At 03:14:07 UTC on January 19, 2038, a signed 32-bit seconds counter will overflow. Systems that store Unix timestamps as signed 32-bit integers (historically: old Unix file systems, 32-bit C code, many embedded systems) will wrap around to a negative number and misread the time. Modern systems use 64-bit integers, which push the overflow so far into the future it doesn't matter. This tool uses JavaScript numbers (IEEE 754 doubles) under the hood, so Y2038 isn't a problem for the display, but if you're integrating with something 32-bit-aware, test the boundary explicitly.

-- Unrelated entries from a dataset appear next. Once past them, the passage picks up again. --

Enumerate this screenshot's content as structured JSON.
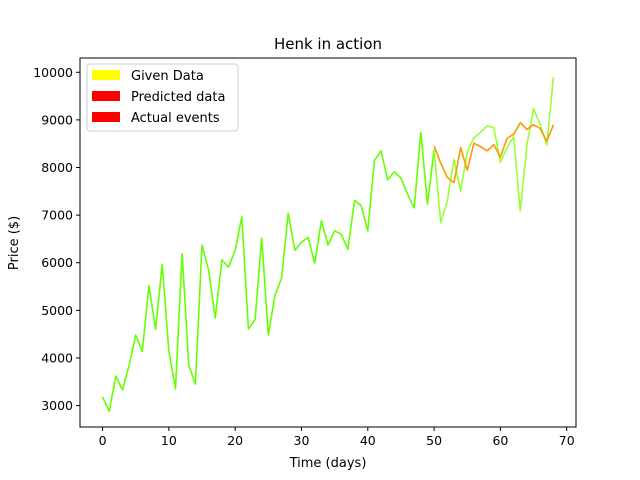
{
  "chart_data": {
    "type": "line",
    "title": "Henk in action",
    "xlabel": "Time (days)",
    "ylabel": "Price ($)",
    "xlim": [
      -3.4,
      71.4
    ],
    "ylim": [
      2550,
      10300
    ],
    "xticks": [
      0,
      10,
      20,
      30,
      40,
      50,
      60,
      70
    ],
    "yticks": [
      3000,
      4000,
      5000,
      6000,
      7000,
      8000,
      9000,
      10000
    ],
    "grid": false,
    "legend_position": "top-left",
    "legend": [
      {
        "label": "Given Data",
        "color": "#ffff00"
      },
      {
        "label": "Predicted data",
        "color": "#ff0000"
      },
      {
        "label": "Actual events",
        "color": "#ff0000"
      }
    ],
    "series": [
      {
        "color": "#66ff00",
        "x": [
          0,
          1,
          2,
          3,
          4,
          5,
          6,
          7,
          8,
          9,
          10,
          11,
          12,
          13,
          14,
          15,
          16,
          17,
          18,
          19,
          20,
          21,
          22,
          23,
          24,
          25,
          26,
          27,
          28,
          29,
          30,
          31,
          32,
          33,
          34,
          35,
          36,
          37,
          38,
          39,
          40,
          41,
          42,
          43,
          44,
          45,
          46,
          47,
          48,
          49,
          50
        ],
        "y": [
          3180,
          2880,
          3620,
          3330,
          3840,
          4480,
          4140,
          5520,
          4600,
          5960,
          4140,
          3350,
          6190,
          3850,
          3450,
          6370,
          5840,
          4840,
          6060,
          5910,
          6260,
          6970,
          4610,
          4800,
          6520,
          4480,
          5310,
          5680,
          7040,
          6260,
          6430,
          6530,
          5990,
          6880,
          6370,
          6670,
          6600,
          6280,
          7310,
          7200,
          6670,
          8150,
          8350,
          7740,
          7910,
          7780,
          7440,
          7150,
          8740,
          7230,
          8380
        ]
      },
      {
        "color": "#99ff33",
        "x": [
          50,
          51,
          52,
          53,
          54,
          55,
          56,
          57,
          58,
          59,
          60,
          61,
          62,
          63,
          64,
          65,
          66,
          67,
          68
        ],
        "y": [
          8380,
          6840,
          7300,
          8170,
          7500,
          8330,
          8620,
          8740,
          8870,
          8840,
          8110,
          8420,
          8650,
          7090,
          8480,
          9240,
          8900,
          8470,
          9900
        ]
      },
      {
        "color": "#ff9900",
        "x": [
          50,
          51,
          52,
          53,
          54,
          55,
          56,
          57,
          58,
          59,
          60,
          61,
          62,
          63,
          64,
          65,
          66,
          67,
          68
        ],
        "y": [
          8450,
          8090,
          7790,
          7680,
          8420,
          7940,
          8510,
          8440,
          8350,
          8480,
          8220,
          8610,
          8700,
          8940,
          8800,
          8900,
          8820,
          8550,
          8900
        ]
      }
    ]
  }
}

Why does the local time differ from UTC?

Because you're not in the UTC timezone. UTC is the reference clock — API servers, databases, and Unix timestamps themselves all count from UTC midnight. Your local clock is UTC plus or minus your timezone offset, and that offset might shift for daylight saving. The tool reads your local offset from the browser's operating system and shows both the UTC and local views so you can see what a timestamp means in whichever frame you care about.

Can I paste a timestamp from a log file?

Yes — paste the number into the timestamp field and pick the right unit. If the log emits something like '1776263696.123' with a decimal, leave it in seconds mode; the tool honours fractional seconds down to millisecond precision. If it's a big integer like '1776263696789', pick milliseconds. If you don't know which it is, a quick heuristic: timestamps in seconds have 10 digits for current-era dates, timestamps in milliseconds have 13. Ten-digit numbers starting with 16, 17, or 18 are seconds; thirteen-digit numbers starting with 16, 17, or 18 are milliseconds.